Tüm dünyada ve ülkemizde etkili olan pandemi sürecinin sağlıklı olmanın önemini bir kez daha hatırlattığını söyleyen Saydan, “Sağlıklı toplumlar için öncelikle bireyin sağlıklı olması gerekiyor, çünkü birey sağlıklı olduğunda toplumlar da sağlıklı olur” diyerek şunları kaydetti:
“Sağlık harcamaları insana, topluma ve geleceğe yapılan bir gider değil, yatırımdır. Özellikle Covid-19 pandemisi ile sağlık, ilaç ve aşı için ayrılan bütçenin ciddi ölçüde artırılması gerektiği bir dönemdeyiz. Ülkemizde istatistiklerle sağlık harcamalarının arttığı söyleniyor ancak, bu artışa tedavi giderleri sebep oluyor. OECD ülkelerine bakıldığında, ilaç harcaması en düşük ülke Türkiye’dir. 2019 verilerine göre, Türkiye yüzde 4,4 ile diğer OECD ülkelerine kıyasla toplam sağlık harcaması kalemine GSYİH içinden en az payı ayıran ülke konumundadır.
OECD ÜLKELERİNİN ORTALAMA SAĞLIK HARCAMALARI
TÜRKİYE’NİN İKİ KATI
Diğer ülkelere baktığımızda, 2019’da ABD’de sağlık kalemi için yapılan toplam harcama, GSYİH’in yüzde 17’sini oluşturdu. ABD’yi yüzde 12,1 ile İsviçre, yüzde 11,7 ile Almanya ve yüzde 11,2 ile Fransa takip ediyor. OECD ülkeleri ortalamasında ise bu oran yüzde 8,8’e ulaşıyor. Yani Türkiye’nin tam iki katı.
İlaç harcamasının tutarı, gelişmişlikle de ilgilidir. Türkiye’de kişi başı kamusal ilaç harcaması 85 dolarken bu rakam, ABD’de kişi başına yılda 995, Kanada’da 752, Fransa’da 641, İrlanda’da 648, Japonya’da 652, İsviçre’de 474, İspanya’da 536 dolardır. Ülkemiz, 33 OECD ülkesi içinde kişi başına en az ilaç harcaması yapan ülke olmasına rağmen ve bu miktar yıllardır artmıyor.”
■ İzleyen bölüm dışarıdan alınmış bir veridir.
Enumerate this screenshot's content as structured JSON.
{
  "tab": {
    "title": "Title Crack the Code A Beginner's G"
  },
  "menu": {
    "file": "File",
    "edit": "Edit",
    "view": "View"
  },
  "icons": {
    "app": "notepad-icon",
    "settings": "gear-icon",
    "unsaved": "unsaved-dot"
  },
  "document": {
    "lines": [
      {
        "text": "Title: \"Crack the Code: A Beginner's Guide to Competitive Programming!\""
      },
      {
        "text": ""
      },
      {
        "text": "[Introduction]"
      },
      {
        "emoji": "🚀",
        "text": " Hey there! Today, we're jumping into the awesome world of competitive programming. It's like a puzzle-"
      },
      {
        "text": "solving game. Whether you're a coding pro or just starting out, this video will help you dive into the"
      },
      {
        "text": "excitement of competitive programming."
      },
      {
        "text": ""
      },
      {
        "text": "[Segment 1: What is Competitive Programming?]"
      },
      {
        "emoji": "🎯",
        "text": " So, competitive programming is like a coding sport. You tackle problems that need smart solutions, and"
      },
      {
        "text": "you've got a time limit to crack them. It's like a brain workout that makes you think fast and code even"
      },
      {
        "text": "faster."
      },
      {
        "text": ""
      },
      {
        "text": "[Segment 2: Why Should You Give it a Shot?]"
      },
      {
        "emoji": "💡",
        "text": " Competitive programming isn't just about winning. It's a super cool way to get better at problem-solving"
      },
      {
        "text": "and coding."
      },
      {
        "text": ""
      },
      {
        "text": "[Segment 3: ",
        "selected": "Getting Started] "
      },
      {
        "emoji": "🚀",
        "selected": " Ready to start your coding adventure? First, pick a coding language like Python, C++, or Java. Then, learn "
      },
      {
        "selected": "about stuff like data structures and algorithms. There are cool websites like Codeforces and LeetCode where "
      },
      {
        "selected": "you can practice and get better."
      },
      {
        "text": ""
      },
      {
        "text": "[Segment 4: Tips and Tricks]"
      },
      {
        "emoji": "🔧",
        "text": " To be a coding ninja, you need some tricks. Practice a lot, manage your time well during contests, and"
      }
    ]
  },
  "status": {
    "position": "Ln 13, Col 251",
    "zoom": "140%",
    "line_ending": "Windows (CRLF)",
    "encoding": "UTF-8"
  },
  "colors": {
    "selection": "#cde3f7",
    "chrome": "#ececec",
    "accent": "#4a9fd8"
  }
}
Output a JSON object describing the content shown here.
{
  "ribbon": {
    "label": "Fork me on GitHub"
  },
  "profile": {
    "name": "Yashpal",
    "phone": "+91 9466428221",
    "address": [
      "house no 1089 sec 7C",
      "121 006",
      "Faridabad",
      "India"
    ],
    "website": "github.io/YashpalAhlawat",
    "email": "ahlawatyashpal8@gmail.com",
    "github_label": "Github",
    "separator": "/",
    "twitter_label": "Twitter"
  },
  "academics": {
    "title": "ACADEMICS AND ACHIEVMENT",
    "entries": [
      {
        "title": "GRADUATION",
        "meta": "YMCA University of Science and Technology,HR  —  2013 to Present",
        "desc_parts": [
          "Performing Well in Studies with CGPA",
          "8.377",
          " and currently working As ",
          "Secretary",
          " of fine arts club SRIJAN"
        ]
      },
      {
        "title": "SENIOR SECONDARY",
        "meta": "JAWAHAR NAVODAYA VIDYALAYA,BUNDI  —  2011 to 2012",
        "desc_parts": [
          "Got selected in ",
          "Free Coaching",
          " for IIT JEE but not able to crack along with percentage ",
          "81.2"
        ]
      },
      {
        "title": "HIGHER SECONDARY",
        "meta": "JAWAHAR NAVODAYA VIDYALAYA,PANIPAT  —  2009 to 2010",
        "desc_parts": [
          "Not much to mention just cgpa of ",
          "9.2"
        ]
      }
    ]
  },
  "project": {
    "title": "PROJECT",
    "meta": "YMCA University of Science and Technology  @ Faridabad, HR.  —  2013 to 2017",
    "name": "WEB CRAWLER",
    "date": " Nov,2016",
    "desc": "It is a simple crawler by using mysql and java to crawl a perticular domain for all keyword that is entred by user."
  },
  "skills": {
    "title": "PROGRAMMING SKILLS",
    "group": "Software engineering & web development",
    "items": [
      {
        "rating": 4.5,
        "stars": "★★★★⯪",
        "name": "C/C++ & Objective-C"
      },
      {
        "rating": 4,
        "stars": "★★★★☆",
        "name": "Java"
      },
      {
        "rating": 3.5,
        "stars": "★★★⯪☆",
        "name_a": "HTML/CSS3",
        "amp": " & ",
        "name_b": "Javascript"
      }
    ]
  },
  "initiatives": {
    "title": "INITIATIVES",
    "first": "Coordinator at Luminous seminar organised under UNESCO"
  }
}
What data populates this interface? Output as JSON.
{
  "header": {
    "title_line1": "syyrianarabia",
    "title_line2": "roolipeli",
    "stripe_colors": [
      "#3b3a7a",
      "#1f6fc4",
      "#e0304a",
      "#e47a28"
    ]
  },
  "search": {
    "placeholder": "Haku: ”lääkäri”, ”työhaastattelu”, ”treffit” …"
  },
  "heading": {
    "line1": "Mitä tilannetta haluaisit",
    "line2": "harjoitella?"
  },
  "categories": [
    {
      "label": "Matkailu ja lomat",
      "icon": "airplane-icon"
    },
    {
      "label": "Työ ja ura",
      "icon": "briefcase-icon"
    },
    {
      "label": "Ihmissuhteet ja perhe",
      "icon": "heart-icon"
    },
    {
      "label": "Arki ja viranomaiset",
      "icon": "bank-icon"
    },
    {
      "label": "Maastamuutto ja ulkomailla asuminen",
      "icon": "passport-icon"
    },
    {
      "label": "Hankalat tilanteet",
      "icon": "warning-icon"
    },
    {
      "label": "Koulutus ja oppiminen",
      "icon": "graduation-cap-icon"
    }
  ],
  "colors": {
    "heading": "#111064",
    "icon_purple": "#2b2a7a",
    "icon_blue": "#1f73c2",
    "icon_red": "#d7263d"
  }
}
Yerli ilaç sektörünün önemine de değinen Saydan, yerli ilacın üretiminin ve kullanımının özendirilmesine yönelik çalışmaların hızlandırılması gerektiğine vurgu yaparak, şunları belirtti:
“TÜİK verilerine göre 2019 yılı ilaç sektörü ithalatı Temmuz ayından itibaren bir önceki yıla göre yükselen bir seyir izledi. Toplam ilaç ithalatı ise 2019 yılında bir önceki yıla göre 8 oranında artarak yaklaşık 5,3 milyar ABD doları olarak gerçekleşti. 2020 yılı Ocak-Temmuz aylarını kapsayan dönemde gerçekleştirilen ithalat ise bir önceki yılın aynı dönemine göre 3 arttı.
Buradaki rakamlarla da görüyoruz ki, ilaç ithalatı Türkiye’nin milyarlarca dövizinin yurt dışına çıkmasına neden oluyor. Özellikle yüksek teknoloji gerektiren kişiye özgü ilaçlar ile beraberinde yerli ilacın üretiminin ve kullanılmasının özendirilmesine yönelik çalışmaların bir an önce hızlandırılması gerekiyor. İvedilikle reçetelerde etken madde yazılımına geçilmeli, hekim ve eczacılar yerli ilaç için teşvik edilmeli. Aynı zamanda yerli ilacı tercih eden vatandaştan daha az katkı payı alınarak vatandaşın da bu projeye katılımı özendirilmelidir.
AŞI ÜRETİMİ GELİŞTİRİLMELİ
Pandemi koşullarında aşıya ulaşmanın ne kadar zor olduğunu hep birlikte gördük. Özellikle aşıların yerli üretimle beraber geliştirilmesi, soğuk zincir ile dağıtım ve depolamaya ilişkin altyapının kurulması ve muhafazası ile eczanelerimizden sorunsuz biçimde temininin sağlanması gerekiyor.
Devletin yerli ilaç ve aşı çalışmalarını desteklemesiyle hem dışa bağımlılığımız azalacak hem de ilaçta fiyat avantajı sağlanacak. Dolayısıyla gerçek anlamda, çizgileri net olarak ortaya konulacak ve bir an evvel uygulanacak doğru politikalarla milli ve yerli ilaç sanayi çalışmaları hızlanmalıdır.”